Apologies for the delayed response.

While waiting for the transfer complete bit (BITM_SPI_STAT_TF), this line (while(!(*pREG_SPI2_STAT & BITM_SPI_STAT_TF)); queries the SPI status register continually.

We recommend using the DMA controller of the ADSP-21565 for your application. DMA fully offloads the task from the processor core by enabling the SPI peripheral to manage data transfers on its own. By doing this, the busy-wait loop is avoided, allowing the system to continue handling your output signals and interrupts without experiencing any performance problems.
As an alternative to busy-waiting, you can use interrupt-driven SPI transfers. When the transfer is finished, you can set up the SPI peripheral to cause an interrupt.
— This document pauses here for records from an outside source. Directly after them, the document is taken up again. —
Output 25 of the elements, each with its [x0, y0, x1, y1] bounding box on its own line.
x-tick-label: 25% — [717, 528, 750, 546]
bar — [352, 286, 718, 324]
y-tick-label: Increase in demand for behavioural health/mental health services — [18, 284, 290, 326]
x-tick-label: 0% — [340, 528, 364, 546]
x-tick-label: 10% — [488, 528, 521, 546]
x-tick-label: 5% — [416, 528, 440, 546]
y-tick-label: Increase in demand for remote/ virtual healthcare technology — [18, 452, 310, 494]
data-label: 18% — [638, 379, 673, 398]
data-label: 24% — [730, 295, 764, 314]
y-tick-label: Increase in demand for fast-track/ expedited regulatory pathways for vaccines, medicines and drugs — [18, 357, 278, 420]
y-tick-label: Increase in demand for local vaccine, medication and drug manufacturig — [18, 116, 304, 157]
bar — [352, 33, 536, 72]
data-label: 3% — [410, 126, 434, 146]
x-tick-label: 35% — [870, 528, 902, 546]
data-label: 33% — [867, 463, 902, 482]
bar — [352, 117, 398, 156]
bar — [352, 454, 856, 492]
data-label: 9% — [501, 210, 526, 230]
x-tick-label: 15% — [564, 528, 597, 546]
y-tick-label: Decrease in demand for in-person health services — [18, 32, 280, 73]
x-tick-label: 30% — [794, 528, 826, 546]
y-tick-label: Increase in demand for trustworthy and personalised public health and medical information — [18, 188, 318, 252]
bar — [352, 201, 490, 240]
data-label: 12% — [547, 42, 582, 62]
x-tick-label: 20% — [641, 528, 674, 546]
As a result, the system can continue other tasks while the SPI transfer is underway, and an Interrupt Service Routine (ISR) effectively handles the transfer completion.

Regards,
Nandini C

Nandini C -san

Thank you.
When I hear “DMA,” I imagine moving data from one address to another,
but I can't visualize how the data moves within the SPI status register.
Also,
the provided program is SPI_Function.c,
but I don't know how to modify it.
Please provide a concrete program that reads from and writes to the QSPI memory.

Best regards,

YAMAMOTO